Er wußte, daß ich manchmal nichts essen wollte, zuviel Süßigkeiten naschte, abends oft nicht ins Bettchen wollte, manchmal, wie er sagte, ohne Grund mit meinen Eltern schmollte und manchmal gar meine Freunde schlug, wenn es nicht nach meinem Köpfchen ging.
Ich folgte seinen Ausführungen mit hochrotem Kopf, eingezogenen Schultern und vor Aufregung glühenden Wangen!
Doch dann, für mich kleinen Pimpf nach einer Ewigkeit, kam das Gute.
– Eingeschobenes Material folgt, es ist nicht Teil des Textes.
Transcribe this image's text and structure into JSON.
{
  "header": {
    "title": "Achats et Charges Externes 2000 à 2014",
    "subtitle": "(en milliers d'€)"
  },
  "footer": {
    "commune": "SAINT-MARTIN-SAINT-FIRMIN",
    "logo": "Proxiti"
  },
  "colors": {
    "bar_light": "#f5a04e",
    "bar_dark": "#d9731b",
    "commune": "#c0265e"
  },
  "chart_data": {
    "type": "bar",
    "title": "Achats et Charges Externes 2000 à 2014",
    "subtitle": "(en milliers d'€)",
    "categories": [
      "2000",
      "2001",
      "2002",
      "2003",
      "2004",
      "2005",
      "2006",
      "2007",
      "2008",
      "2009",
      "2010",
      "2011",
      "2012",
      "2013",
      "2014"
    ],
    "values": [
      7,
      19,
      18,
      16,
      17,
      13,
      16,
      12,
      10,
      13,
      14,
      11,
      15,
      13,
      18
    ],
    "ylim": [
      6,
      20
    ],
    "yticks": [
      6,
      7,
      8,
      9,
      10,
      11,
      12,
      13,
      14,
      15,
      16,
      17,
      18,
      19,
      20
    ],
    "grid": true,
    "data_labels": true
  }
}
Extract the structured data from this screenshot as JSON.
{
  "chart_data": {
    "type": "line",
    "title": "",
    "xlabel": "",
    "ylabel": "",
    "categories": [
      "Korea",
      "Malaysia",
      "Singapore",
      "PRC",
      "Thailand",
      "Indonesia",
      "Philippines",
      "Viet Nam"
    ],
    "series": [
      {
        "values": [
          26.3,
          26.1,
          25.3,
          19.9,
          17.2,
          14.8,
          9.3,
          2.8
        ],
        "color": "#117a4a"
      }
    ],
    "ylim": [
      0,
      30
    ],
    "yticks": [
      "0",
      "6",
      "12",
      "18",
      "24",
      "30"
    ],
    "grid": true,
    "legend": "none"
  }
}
Er wußte genau, daß ich ganz lieb mit meinem kleinen Bruder war und ihn gegen alle Angriffe von Fremden verteidigte, daß ich Schokolade mit ihm teilte, daß ich meinen Eltern beim Aufräumen, Saubermachen und Kochen half, daß ich meine Anziehsachen schön und ordentlich über einen Stuhl hing, bevor ich das Nachtgewand anzog, daß ich das Kinderzimmer immer, manchmal auch mit murren und schmollen, aufräumte und daß ich immer mit großer Aufmerksamkeit zuhörte wenn meine Eltern mir etwas erklärten.